You can't put the Genie back in the bottle. We could wish away atomic power but wants the technology became invented, it was over, there was nothing to be done but to accept it. To build it. To figure away not to self-destruct with it. The same goes for all forms of digital distribution of everything from newspapers to music.
Music, newspapers, books, movies, television, have left the control of the distributors and there is nothing anybody can do but harness what is left of it.

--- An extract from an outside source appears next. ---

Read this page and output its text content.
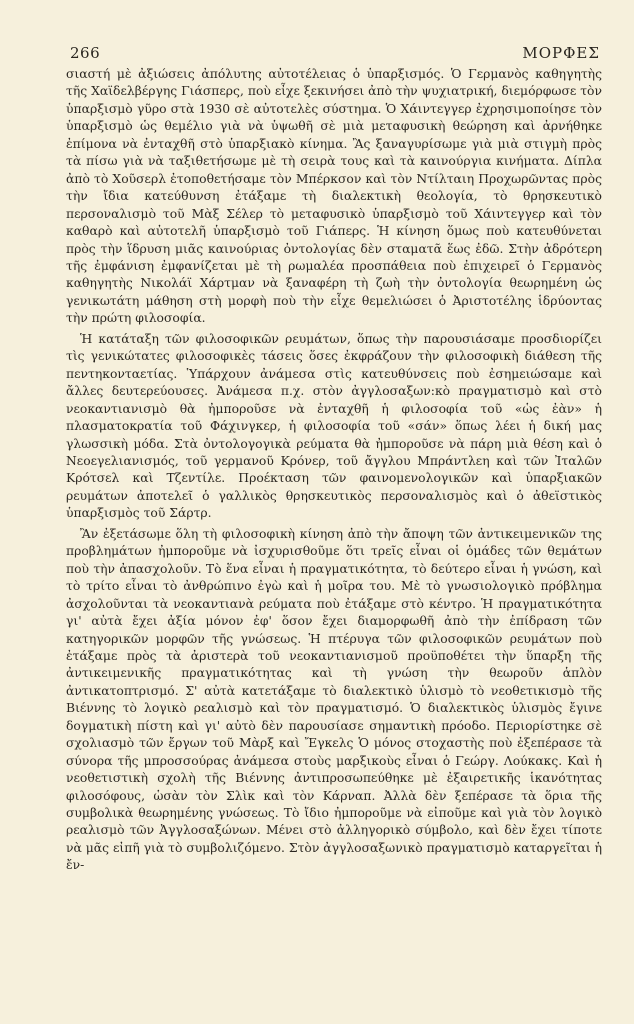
266	ΜΟΡΦΕΣ

σιαστή μὲ ἀξιώσεις ἀπόλυτης αὐτοτέλειας ὁ ὑπαρξισμός. Ὁ Γερμανὸς καθηγητὴς τῆς Χαϊδελβέργης Γιάσπερς, ποὺ εἶχε ξεκινήσει ἀπὸ τὴν ψυχιατρική, διεμόρφωσε τὸν ὑπαρξισμὸ γῦρο στὰ 1930 σὲ αὐτοτελὲς σύστημα. Ὁ Χάιντεγγερ ἐχρησιμοποίησε τὸν ὑπαρξισμὸ ὡς θεμέλιο γιὰ νὰ ὑψωθῆ σὲ μιὰ μεταφυσικὴ θεώρηση καὶ ἀρνήθηκε ἐπίμονα νὰ ἐνταχθῆ στὸ ὑπαρξιακὸ κίνημα. Ἂς ξαναγυρίσωμε γιὰ μιὰ στιγμὴ πρὸς τὰ πίσω γιὰ νὰ ταξιθετήσωμε μὲ τὴ σειρὰ τους καὶ τὰ καινούργια κινήματα. Δίπλα ἀπὸ τὸ Χοῦσερλ ἐτοποθετήσαμε τὸν Μπέρκσον καὶ τὸν Ντίλταιη Προχωρῶντας πρὸς τὴν ἴδια κατεύθυνση ἐτάξαμε τὴ διαλεκτικὴ θεολογία, τὸ θρησκευτικὸ περσοναλισμὸ τοῦ Μὰξ Σέλερ τὸ μεταφυσικὸ ὑπαρξισμὸ τοῦ Χάιντεγγερ καὶ τὸν καθαρὸ καὶ αὐτοτελῆ ὑπαρξισμὸ τοῦ Γιάπερς. Ἡ κίνηση ὅμως ποὺ κατευθύνεται πρὸς τὴν ἵδρυση μιᾶς καινούριας ὀντολογίας δὲν σταματᾶ ἕως ἐδῶ. Στὴν ἀδρότερη τῆς ἐμφάνιση ἐμφανίζεται μὲ τὴ ρωμαλέα προσπάθεια ποὺ ἐπιχειρεῖ ὁ Γερμανὸς καθηγητὴς Νικολάϊ Χάρτμαν νὰ ξαναφέρη τὴ ζωὴ τὴν ὀντολογία θεωρημένη ὡς γενικωτάτη μάθηση στὴ μορφὴ ποὺ τὴν εἶχε θεμελιώσει ὁ Ἀριστοτέλης ἱδρύοντας τὴν πρώτη φιλοσοφία.

Ἡ κατάταξη τῶν φιλοσοφικῶν ρευμάτων, ὅπως τὴν παρουσιάσαμε προσδιορίζει τὶς γενικώτατες φιλοσοφικὲς τάσεις ὅσες ἐκφράζουν τὴν φιλοσοφικὴ διάθεση τῆς πεντηκονταετίας. Ὑπάρχουν ἀνάμεσα στὶς κατευθύνσεις ποὺ ἐσημειώσαμε καὶ ἄλλες δευτερεύουσες. Ἀνάμεσα π.χ. στὸν ἀγγλοσαξων:κὸ πραγματισμὸ καὶ στὸ νεοκαντιανισμὸ θὰ ἠμποροῦσε νὰ ἐνταχθῆ ἡ φιλοσοφία τοῦ «ὡς ἐὰν» ἡ πλασματοκρατία τοῦ Φάχινγκερ, ἡ φιλοσοφία τοῦ «σάν» ὅπως λέει ἡ δική μας γλωσσικὴ μόδα. Στὰ ὀντολογογικὰ ρεύματα θὰ ἠμποροῦσε νὰ πάρη μιὰ θέση καὶ ὁ Νεοεγελιανισμός, τοῦ γερμανοῦ Κρόνερ, τοῦ ἄγγλου Μπράντλεη καὶ τῶν Ἰταλῶν Κρότσελ καὶ Τζεντίλε. Προέκταση τῶν φαινομενολογικῶν καὶ ὑπαρξιακῶν ρευμάτων ἀποτελεῖ ὁ γαλλικὸς θρησκευτικὸς περσοναλισμὸς καὶ ὁ ἀθεϊστικὸς ὑπαρξισμὸς τοῦ Σάρτρ.

Ἂν ἐξετάσωμε ὅλη τὴ φιλοσοφικὴ κίνηση ἀπὸ τὴν ἄποψη τῶν ἀντικειμενικῶν της προβλημάτων ἠμποροῦμε νὰ ἰσχυρισθοῦμε ὅτι τρεῖς εἶναι οἱ ὁμάδες τῶν θεμάτων ποὺ τὴν ἀπασχολοῦν. Τὸ ἕνα εἶναι ἡ πραγματικότητα, τὸ δεύτερο εἶναι ἡ γνώση, καὶ τὸ τρίτο εἶναι τὸ ἀνθρώπινο ἐγὼ καὶ ἡ μοῖρα του. Μὲ τὸ γνωσιολογικὸ πρόβλημα ἀσχολοῦνται τὰ νεοκαντιανὰ ρεύματα ποὺ ἐτάξαμε στὸ κέντρο. Ἡ πραγματικότητα γι' αὐτὰ ἔχει ἀξία μόνον ἐφ' ὅσον ἔχει διαμορφωθῆ ἀπὸ τὴν ἐπίδραση τῶν κατηγορικῶν μορφῶν τῆς γνώσεως. Ἡ πτέρυγα τῶν φιλοσοφικῶν ρευμάτων ποὺ ἐτάξαμε πρὸς τὰ ἀριστερὰ τοῦ νεοκαντιανισμοῦ προϋποθέτει τὴν ὕπαρξη τῆς ἀντικειμενικῆς πραγματικότητας καὶ τὴ γνώση τὴν θεωροῦν ἁπλὸν ἀντικατοπτρισμό. Σ' αὐτὰ κατετάξαμε τὸ διαλεκτικὸ ὑλισμὸ τὸ νεοθετικισμὸ τῆς Βιέννης τὸ λογικὸ ρεαλισμὸ καὶ τὸν πραγματισμό. Ὁ διαλεκτικὸς ὑλισμὸς ἔγινε δογματικὴ πίστη καὶ γι' αὐτὸ δὲν παρουσίασε σημαντικὴ πρόοδο. Περιορίστηκε σὲ σχολιασμὸ τῶν ἔργων τοῦ Μὰρξ καὶ Ἔγκελς Ὁ μόνος στοχαστὴς ποὺ ἐξεπέρασε τὰ σύνορα τῆς μπροσσούρας ἀνάμεσα στοὺς μαρξικοὺς εἶναι ὁ Γεώργ. Λούκακς. Καὶ ἡ νεοθετιστικὴ σχολὴ τῆς Βιέννης ἀντιπροσωπεύθηκε μὲ ἐξαιρετικῆς ἱκανότητας φιλοσόφους, ὡσὰν τὸν Σλὶκ καὶ τὸν Κάρναπ. Ἀλλὰ δὲν ξεπέρασε τὰ ὅρια τῆς συμβολικὰ θεωρημένης γνώσεως. Τὸ ἴδιο ἠμποροῦμε νὰ εἰποῦμε καὶ γιὰ τὸν λογικὸ ρεαλισμὸ τῶν Ἀγγλοσαξώνων. Μένει στὸ ἀλληγορικὸ σύμβολο, καὶ δὲν ἔχει τίποτε νὰ μᾶς εἰπῆ γιὰ τὸ συμβολιζόμενο. Στὸν ἀγγλοσαξωνικὸ πραγματισμὸ καταργεῖται ἡ ἔν-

The received wisdom is that around the time of Napster, the music industry had the opportunity to decide their own fates but that isn't true, Digital distribution is like riding a wild bull, at some point you are going to get tossed on your butt. At some point, music will be free or close to it and, while counter-intuitive in every imaginable way, musicians won't be paid for their recordings. I would say preteens today will consider paying for music an archaic concept.
The sorry is that musicians will stop performing. Maybe some. But there is a side effect, and that is a leveling off the playing field. Much like rock nyc woke up one day and said, hey, we don't need any resources to run a music website, so musicians will run their own business and make money on auxiliary matters. They'll have no choice.
I pay $10 a month for Spotify and have it on my cell and two pcs. When I have suggested this to other people as the deal of the century they think I'm crazy. They don't spend $10 a month on music, why would they pay $10 a month for a subscription to a streaming site. And they are, of course, right.
Pre-teens use YouTube, they don't need ANYTHING from any one.
What this means is that Spotify (and other streaming devices) are transitional tools. The recording business is stil being figured out and it will takes years to be figured out. Among the problems is the industry getting some of their problems wrong. The reason for soft CD sales had as much to do with the recession and the lack of any major stars as it did with digital distribution. If Taylor Swift is selling 5M copies of her last album, there is certainly people buying them.
And as far as rock bands are concerned. If Black Keys or Coldplay don't want to put their music on Spotify, the chances are excellent that people who use Spotify won't buy them. For me, for the most part, it isn't either /or, I have too many options.I didn't buy either, though I did buy the Metallica/Lou Reed and Tom Waits albums.
In the end, rock bands who dream of the rewards of a Bruce Springsteen or U2, will have difficulty getting it.